King's College London
Exhibitions & Conferences
To scrutinize the whole of Nature: The Royal Society and its fellows 1660-1730

Roger Cotes and Newton

Student notes on one of Roger Cotes's lectures, from: Natural philosophy [manuscript]. [S.l.: s.n., 18th. cent.] [Wheatstone Collection QC19 COT]Student notes on one of Roger Cotes's lectures, from: Natural philosophy [manuscript]. [S.l.: s.n., 18th. cent.] [Wheatstone Collection QC19 COT]The first Plumian Professor of Astronomy and Experimental Philosophy at Cambridge, Roger Cotes (1682-1716) is best remembered today as the editor of the second edition of Newton’s Principia (1713) and for his preface to that edition, in which he strongly defended Newton’s theory of universal gravitation against its Cartesian critics.

Patient, meticulous, tactful and a talented mathematician, he was well qualified for the job. Cotes was not content merely to proof-read Newton’s copy and to check his mathematics but made suggestions and asked questions which made Newton reconsider and amend Principia to a much greater extent than he had originally intended.

Cotes died unexpectedly in June 1716 aged only 33, having only published one mathematical paper during his lifetime. His cousin Robert Smith collected, edited and published his unpublished mathematical work as Harmonia mensuarum in 1722. Cotes was highly regarded as a mathematician by his peers and in his short life made important contributions to areas such as the theory of logarithms, numerical methods and integral calculus. In his own copy of Harmonia mensuarum Smith wrote ‘Sir Isaac Newton, speaking of Mr. Cotes, said “if he had lived, we might have known something.”’
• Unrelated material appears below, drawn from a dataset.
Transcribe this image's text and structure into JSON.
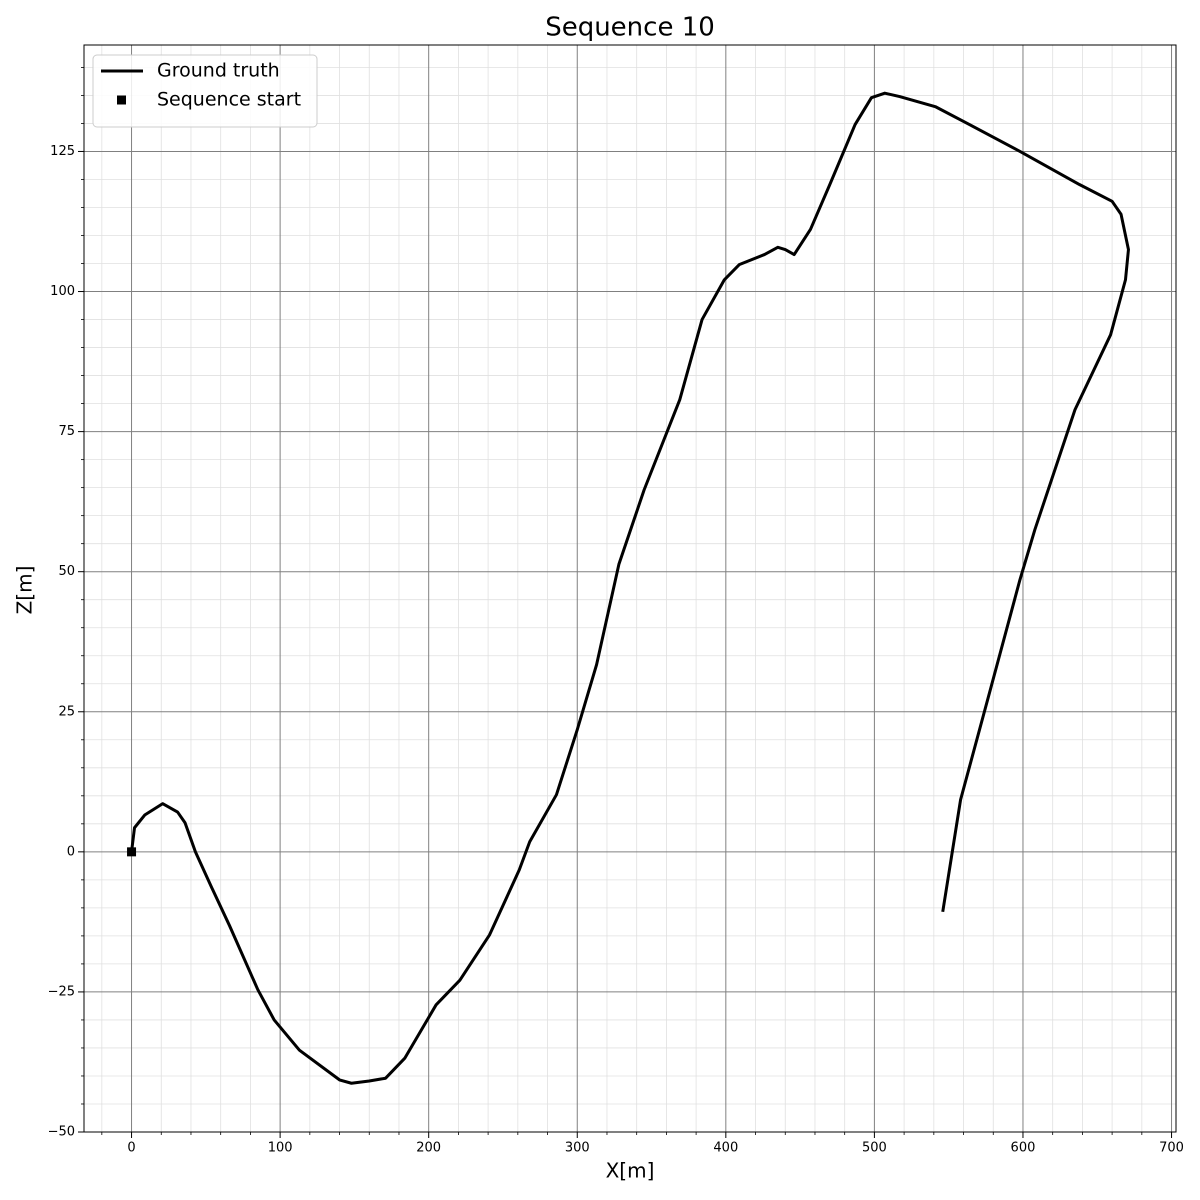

The item on display is a volume of what appear to be student notes on a course of lectures on hydrostatics and pneumatics first given by Cotes and William Whiston (1667-1752) in 1707. Unusually for the time, Cotes and Whiston used practical demonstrations in their teaching and required students to carry out experiments in advance of lectures. Cotes’s contributions to this lecture series were edited and published by Robert Smith as Hydrostatical and pneumatical lectures (1738).